La circulation ferroviaire avait été paralysée pendant 25 jours au cours de l’hiver à Listuguj.

Blocus à Listuguj, en appui aux Mi’gmaqs de la Nouvelle-Écosse

Gilles Gagné
Gilles Gagné
Collaboration spéciale
Un petit groupe de Mi’gmaqs de Listuguj bloque depuis lundi matin la voie ferrée gaspésienne à la hauteur de cette communauté, au même endroit où la circulation ferroviaire avait été paralysée pendant 25 jours au cours de l’hiver.

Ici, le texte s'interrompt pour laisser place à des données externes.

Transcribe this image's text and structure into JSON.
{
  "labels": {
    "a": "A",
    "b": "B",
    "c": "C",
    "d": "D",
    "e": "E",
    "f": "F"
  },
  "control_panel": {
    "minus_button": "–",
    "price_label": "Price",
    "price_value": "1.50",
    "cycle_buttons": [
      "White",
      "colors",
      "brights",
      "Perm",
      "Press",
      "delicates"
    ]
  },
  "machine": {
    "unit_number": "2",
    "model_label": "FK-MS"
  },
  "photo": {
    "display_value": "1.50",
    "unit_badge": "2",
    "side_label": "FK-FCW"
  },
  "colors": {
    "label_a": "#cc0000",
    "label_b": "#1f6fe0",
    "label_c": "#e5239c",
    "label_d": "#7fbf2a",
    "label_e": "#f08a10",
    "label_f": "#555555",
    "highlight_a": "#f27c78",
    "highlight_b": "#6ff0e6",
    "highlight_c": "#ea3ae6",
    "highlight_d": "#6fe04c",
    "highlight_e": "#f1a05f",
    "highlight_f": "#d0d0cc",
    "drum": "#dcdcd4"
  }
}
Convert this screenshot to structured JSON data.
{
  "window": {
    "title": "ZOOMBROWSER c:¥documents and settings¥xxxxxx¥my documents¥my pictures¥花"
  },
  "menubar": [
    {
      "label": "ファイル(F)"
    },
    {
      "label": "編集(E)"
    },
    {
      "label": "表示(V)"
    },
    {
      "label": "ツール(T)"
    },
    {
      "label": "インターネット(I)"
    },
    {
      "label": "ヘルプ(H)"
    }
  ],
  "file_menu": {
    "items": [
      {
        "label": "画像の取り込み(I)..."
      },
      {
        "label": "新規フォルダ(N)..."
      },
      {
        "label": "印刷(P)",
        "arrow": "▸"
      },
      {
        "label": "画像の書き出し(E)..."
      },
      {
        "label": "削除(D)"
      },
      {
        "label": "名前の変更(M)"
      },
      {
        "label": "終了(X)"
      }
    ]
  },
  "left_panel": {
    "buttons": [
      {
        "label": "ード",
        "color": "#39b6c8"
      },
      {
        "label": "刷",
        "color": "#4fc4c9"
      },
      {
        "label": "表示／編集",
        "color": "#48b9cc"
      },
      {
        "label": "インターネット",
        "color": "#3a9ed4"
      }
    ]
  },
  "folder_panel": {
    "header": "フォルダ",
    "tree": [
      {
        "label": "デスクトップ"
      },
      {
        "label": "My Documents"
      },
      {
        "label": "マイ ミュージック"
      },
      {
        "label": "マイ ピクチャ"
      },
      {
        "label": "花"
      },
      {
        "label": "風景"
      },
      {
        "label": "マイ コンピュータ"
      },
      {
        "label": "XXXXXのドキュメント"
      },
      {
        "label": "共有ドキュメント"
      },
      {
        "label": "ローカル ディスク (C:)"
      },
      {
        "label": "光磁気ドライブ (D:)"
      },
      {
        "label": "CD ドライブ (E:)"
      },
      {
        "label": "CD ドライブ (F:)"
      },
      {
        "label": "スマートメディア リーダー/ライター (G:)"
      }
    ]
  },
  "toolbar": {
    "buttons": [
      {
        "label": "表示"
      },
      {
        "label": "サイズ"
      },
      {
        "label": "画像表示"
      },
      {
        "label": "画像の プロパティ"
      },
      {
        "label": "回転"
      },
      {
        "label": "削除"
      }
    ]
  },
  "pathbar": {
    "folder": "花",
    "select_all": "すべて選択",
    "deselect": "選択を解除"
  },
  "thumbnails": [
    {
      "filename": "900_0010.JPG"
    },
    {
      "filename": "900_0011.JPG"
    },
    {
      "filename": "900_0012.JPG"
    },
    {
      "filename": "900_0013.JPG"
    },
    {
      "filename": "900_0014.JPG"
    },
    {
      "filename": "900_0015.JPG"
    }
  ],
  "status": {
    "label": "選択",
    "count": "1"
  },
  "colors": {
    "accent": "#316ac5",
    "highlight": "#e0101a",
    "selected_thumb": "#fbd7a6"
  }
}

Alors que le blocus du 10 février au 5 mars avait été érigé pour appuyer les Wet’suet’en de Colombie-Britannique, cette fois, un groupe plus modeste semble supporter les pêcheurs de homard autochtones de la Nouvelle-Écosse, aux prises avec des pêcheurs allochtones sur une question de captures de subsistance. 

«Ils étaient trois ou quatre, dont un ou deux qui étaient là au printemps. Nous avons contacté Transports Québec, les propriétaires de la voie ferrée. On sait que le Conseil des ministres est saisi de l’affaire. On aimerait que ça se règle rapidement», a indiqué en fin d’après-midi lundi le président de la Société du chemin de fer de la Gaspésie, Éric Dubé. 

Un premier train de cette société sous contrôle municipal est passé lundi matin entre Matapédia et Nouvelle, mais le train du retour, transportant du ciment, des copeaux et du bois, n’a pu passer. Le conseil de bande de Listuguj n’était pas au courant du blocus, note aussi M. Dubé. La Société du chemin de fer de la Gaspésie a déclaré des pertes de 500 000 $ en revenus d’exploitation lors du blocus de l’hiver dernier.